The wood-working masterpiece on which the buffalo head now resides was the creation and hard work of a local Fort McMurray senior. Mr. John van’t Wout, is an expert in wood carving and is also one of the instructors at Keyano College in the carpentry department.
Mr. van’t Wout immigrated to Canada from Holland following World War II, and distinctly remembers watching the Canadian Troops as they marched into town after they liberated the country from wartime occupation. This was one of the main reasons he moved to Canada, and as such he was honoured to be a part of the RCMP Centennial. Mr. van’t Wout kindly volunteered his time to create the hand carved piece made of Maple hardwood that took some 400 hours to complete.

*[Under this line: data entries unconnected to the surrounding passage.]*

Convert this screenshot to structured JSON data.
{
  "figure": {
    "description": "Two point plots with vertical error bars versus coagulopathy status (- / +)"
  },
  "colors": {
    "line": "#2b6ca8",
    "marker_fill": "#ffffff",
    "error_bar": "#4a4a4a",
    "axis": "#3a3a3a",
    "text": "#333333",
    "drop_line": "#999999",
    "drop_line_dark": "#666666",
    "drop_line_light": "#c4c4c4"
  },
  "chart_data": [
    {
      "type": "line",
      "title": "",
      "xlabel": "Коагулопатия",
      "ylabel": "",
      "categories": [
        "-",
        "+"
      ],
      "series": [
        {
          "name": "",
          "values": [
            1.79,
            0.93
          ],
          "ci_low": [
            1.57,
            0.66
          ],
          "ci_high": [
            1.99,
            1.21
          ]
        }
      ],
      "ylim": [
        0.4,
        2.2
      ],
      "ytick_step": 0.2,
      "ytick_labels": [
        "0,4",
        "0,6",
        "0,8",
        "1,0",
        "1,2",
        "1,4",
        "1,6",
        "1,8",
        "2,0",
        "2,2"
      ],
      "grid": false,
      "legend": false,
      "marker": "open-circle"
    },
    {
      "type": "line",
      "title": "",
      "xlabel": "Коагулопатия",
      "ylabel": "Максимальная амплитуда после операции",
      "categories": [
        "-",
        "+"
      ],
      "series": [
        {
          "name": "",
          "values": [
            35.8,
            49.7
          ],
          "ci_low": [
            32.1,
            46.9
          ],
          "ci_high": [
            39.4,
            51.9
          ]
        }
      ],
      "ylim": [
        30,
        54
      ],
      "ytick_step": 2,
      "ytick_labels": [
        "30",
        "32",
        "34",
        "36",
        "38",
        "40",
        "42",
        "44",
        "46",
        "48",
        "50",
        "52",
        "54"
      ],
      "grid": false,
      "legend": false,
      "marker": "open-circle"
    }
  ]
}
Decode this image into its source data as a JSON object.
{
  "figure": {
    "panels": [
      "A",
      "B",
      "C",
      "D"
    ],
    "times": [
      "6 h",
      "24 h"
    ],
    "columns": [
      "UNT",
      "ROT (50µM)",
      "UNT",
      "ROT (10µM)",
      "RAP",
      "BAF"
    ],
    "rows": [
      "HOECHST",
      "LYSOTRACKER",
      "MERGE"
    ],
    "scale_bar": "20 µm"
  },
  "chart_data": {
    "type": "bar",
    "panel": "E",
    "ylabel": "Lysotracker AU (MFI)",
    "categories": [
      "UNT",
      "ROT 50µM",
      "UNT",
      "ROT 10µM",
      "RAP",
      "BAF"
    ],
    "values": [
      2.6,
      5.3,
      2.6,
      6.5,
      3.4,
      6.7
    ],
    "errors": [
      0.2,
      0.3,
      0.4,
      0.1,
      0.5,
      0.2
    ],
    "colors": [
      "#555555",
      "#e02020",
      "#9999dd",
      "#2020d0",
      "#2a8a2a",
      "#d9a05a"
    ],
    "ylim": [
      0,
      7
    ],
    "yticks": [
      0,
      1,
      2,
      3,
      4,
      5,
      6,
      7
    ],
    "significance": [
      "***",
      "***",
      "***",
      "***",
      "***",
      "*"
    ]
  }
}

Twelve maple leaves surround the buffalo head that represent our nation. Six of those leaves are red to highlight the relevance to our community, as they represent the six Aboriginal nations within the Regional Municipality of Wood Buffalo. We were privileged to welcome Mr. van’t Wout and thank him for his dedication and commitment at the official unveiling.
Others who attended the festivities and continued centennial celebrations included community Elders, RCMP dignitaries representing the district and the division, as well as local political leaders and other prominent members of the community.